Jekyll & Hyde
Hyde and Seek
Jekyll & Hyde
by Gary McNair, based Robert Louis Stevenson
Reading Rep at Reading Rep Theatre until 29th October
Review by Nick Swyft
“I am not the good guy!” Audrey Brisson starts. “But you’re going to like me.” This is the keystone of the play, and while it is hard to like the character of Hyde, that wasn’t really the point. Very few of us are the good guys, yet we still like ourselves (mostly)!
Reading Rep Theatre have had quite a coup in staging the world premiere production of Jekyll & Hyde Gary McNair’s quirkily comic adaptation of Robert Louis Stevenson’s iconic gothic novella, The Strange Case of Dr Jekyll and Mr Hyde.
“Comic?”, you say; isn’t it a deeply psychological horror story?
You may be right, but McNair has achieved an unlikely mix of horror and humour that is truly gripping. He has peeled open Dr Jekyll’s mind to find the convolutions he makes to hide his dark secrets … perhaps just like us good guys.
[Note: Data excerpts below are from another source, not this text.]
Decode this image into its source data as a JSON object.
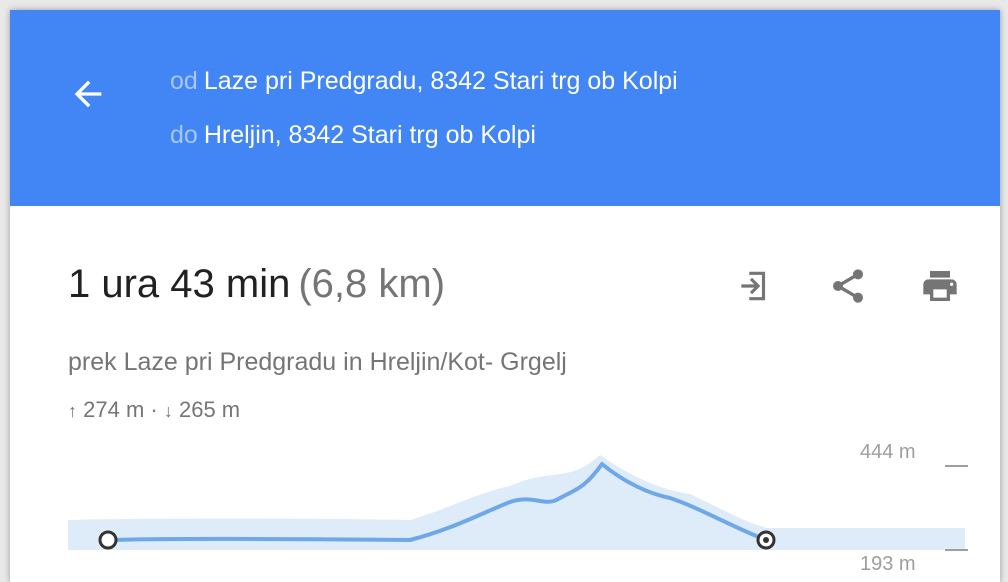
{
  "header": {
    "from_prefix": "od",
    "from_place": "Laze pri Predgradu, 8342 Stari trg ob Kolpi",
    "to_prefix": "do",
    "to_place": "Hreljin, 8342 Stari trg ob Kolpi",
    "back_icon": "arrow-back-icon",
    "color": "#4285f4"
  },
  "summary": {
    "duration": "1 ura 43 min",
    "distance": "(6,8 km)",
    "via": "prek Laze pri Predgradu in Hreljin/Kot- Grgelj",
    "ascent_arrow": "↑",
    "ascent": "274 m",
    "separator": "·",
    "descent_arrow": "↓",
    "descent": "265 m"
  },
  "actions": [
    {
      "icon": "send-to-device-icon"
    },
    {
      "icon": "share-icon"
    },
    {
      "icon": "print-icon"
    }
  ],
  "elevation": {
    "max_label": "444 m",
    "min_label": "193 m",
    "line_color": "#6fa8e8",
    "fill_color": "#deebf8"
  }
}
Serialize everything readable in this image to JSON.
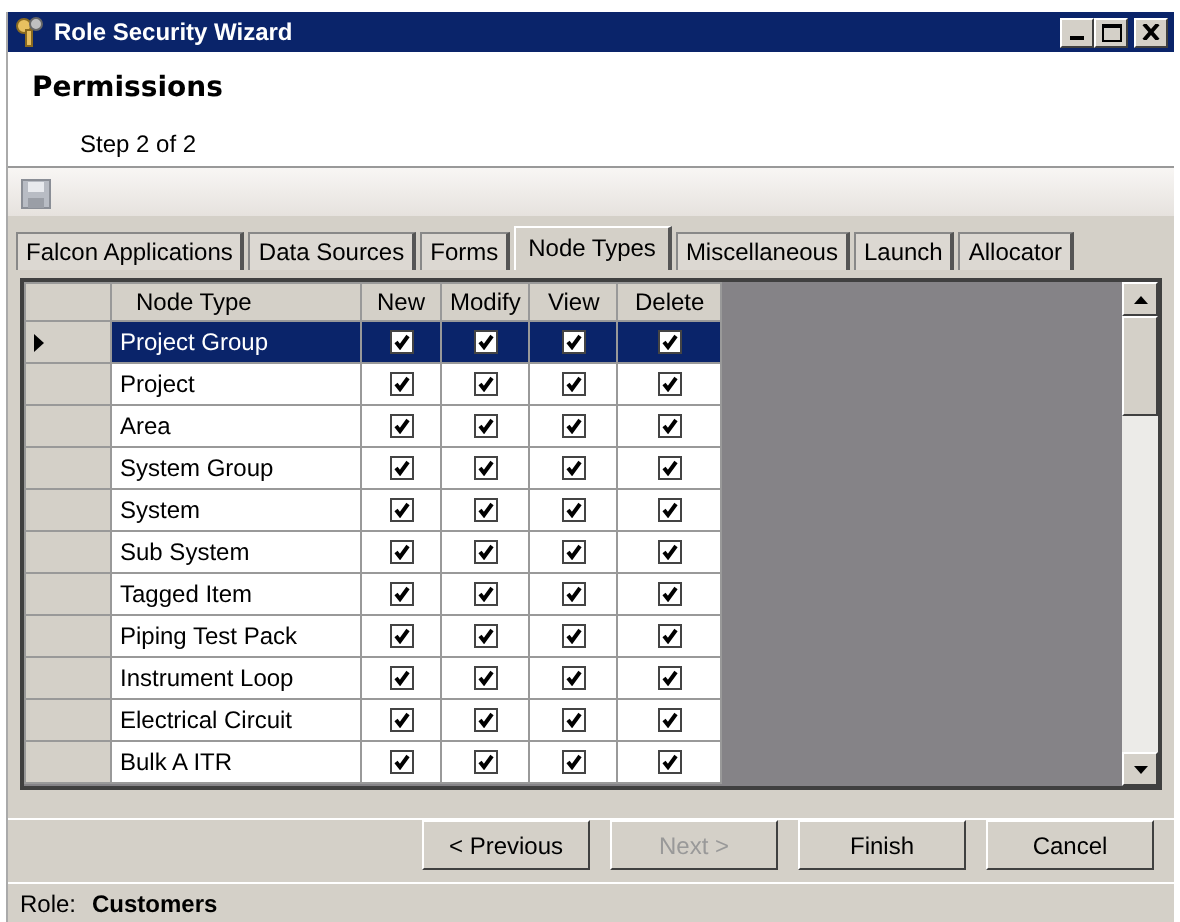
{
  "window": {
    "title": "Role Security Wizard"
  },
  "header": {
    "title": "Permissions",
    "subtitle": "Step 2 of 2"
  },
  "tabs": [
    {
      "label": "Falcon Applications",
      "selected": false
    },
    {
      "label": "Data Sources",
      "selected": false
    },
    {
      "label": "Forms",
      "selected": false
    },
    {
      "label": "Node Types",
      "selected": true
    },
    {
      "label": "Miscellaneous",
      "selected": false
    },
    {
      "label": "Launch",
      "selected": false
    },
    {
      "label": "Allocator",
      "selected": false
    }
  ],
  "grid": {
    "columns": [
      "Node Type",
      "New",
      "Modify",
      "View",
      "Delete"
    ],
    "rows": [
      {
        "name": "Project Group",
        "selected": true,
        "checks": [
          true,
          true,
          true,
          true
        ]
      },
      {
        "name": "Project",
        "selected": false,
        "checks": [
          true,
          true,
          true,
          true
        ]
      },
      {
        "name": "Area",
        "selected": false,
        "checks": [
          true,
          true,
          true,
          true
        ]
      },
      {
        "name": "System Group",
        "selected": false,
        "checks": [
          true,
          true,
          true,
          true
        ]
      },
      {
        "name": "System",
        "selected": false,
        "checks": [
          true,
          true,
          true,
          true
        ]
      },
      {
        "name": "Sub System",
        "selected": false,
        "checks": [
          true,
          true,
          true,
          true
        ]
      },
      {
        "name": "Tagged Item",
        "selected": false,
        "checks": [
          true,
          true,
          true,
          true
        ]
      },
      {
        "name": "Piping Test Pack",
        "selected": false,
        "checks": [
          true,
          true,
          true,
          true
        ]
      },
      {
        "name": "Instrument Loop",
        "selected": false,
        "checks": [
          true,
          true,
          true,
          true
        ]
      },
      {
        "name": "Electrical Circuit",
        "selected": false,
        "checks": [
          true,
          true,
          true,
          true
        ]
      },
      {
        "name": "Bulk A ITR",
        "selected": false,
        "checks": [
          true,
          true,
          true,
          true
        ]
      }
    ]
  },
  "buttons": [
    {
      "label": "< Previous",
      "disabled": false
    },
    {
      "label": "Next >",
      "disabled": true
    },
    {
      "label": "Finish",
      "disabled": false
    },
    {
      "label": "Cancel",
      "disabled": false
    }
  ],
  "status_bar": {
    "label": "Role:",
    "value": "Customers"
  }
}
But the second coup is getting Olivier and Grammy award-nominated Audrey Brisson to star in this show. French-Canadian Brisson is renowned as a singer, an actress, an aerialist and more across many theatre genres. She is fresh from Terry Gillam’s take on Stephen Sondheim’s Into the Woods at Theatre Royal Bath, where she made quite a hit playing a rather different Cinderella.
Brisson made her entrance via a side door at the back of the stage, and as soon as they saw her the audience fell strangely silent. Everyone was expectant, knowing knew who she was. I saw her some time ago when she performed in the Cirque du Soleil’s Quidam. (She was flying around in mid-air and I’m afraid the makeup confused me, as I didn’t immediately recall.)
There were no other performers in this production, which for a play like Jekyll & Hyde is a tall order for any actor. Indeed, I spent the first twenty minutes or so wondering why Reading Rep hadn’t hired other performers as it is such a wide-ranging story. But there was no need. Still all the best stories start out leaving the listener wondering how this is going to pan out, and soon the double handing of different parts stopped being a worry. I doubt that many other actors could have carried this off quite so well. By the end of the play I was totally hooked, and the dramatic final scene sent genuine shivers down my spine.
The third coup is teaming Brisson with RSC director Michael Fentiman, a well proven partnership that has netted Olivier and Grammy nominations for them both, notably in Amélie, which ran in the West End and on a national tour including an extended season at the Watermill Theatre, Newbury.

Brisson’s excellent one-person performance was a tour de force, was matched by the delivery of the production team. Production designer Max Jones’ mood-perfect set was enhanced by Emily Irish’s lighting and Richard Hammarton’s sound. Between them they provided a concise setting that conjured the sinister atmosphere of the time, extracting its very sparseness to great effect. The timing of the various effects was flawless.
To my mind this production is up there with the best that London theatres can provide, and it shows how Reading Rep has gone from strength to strength and now provides the very best of theatre in Reading Rep: 10, its tenth anniversary season. Nevertheless, Jekyll & Hyde only runs until the end of the month and my advice is to drop everything and go and see it before it closes.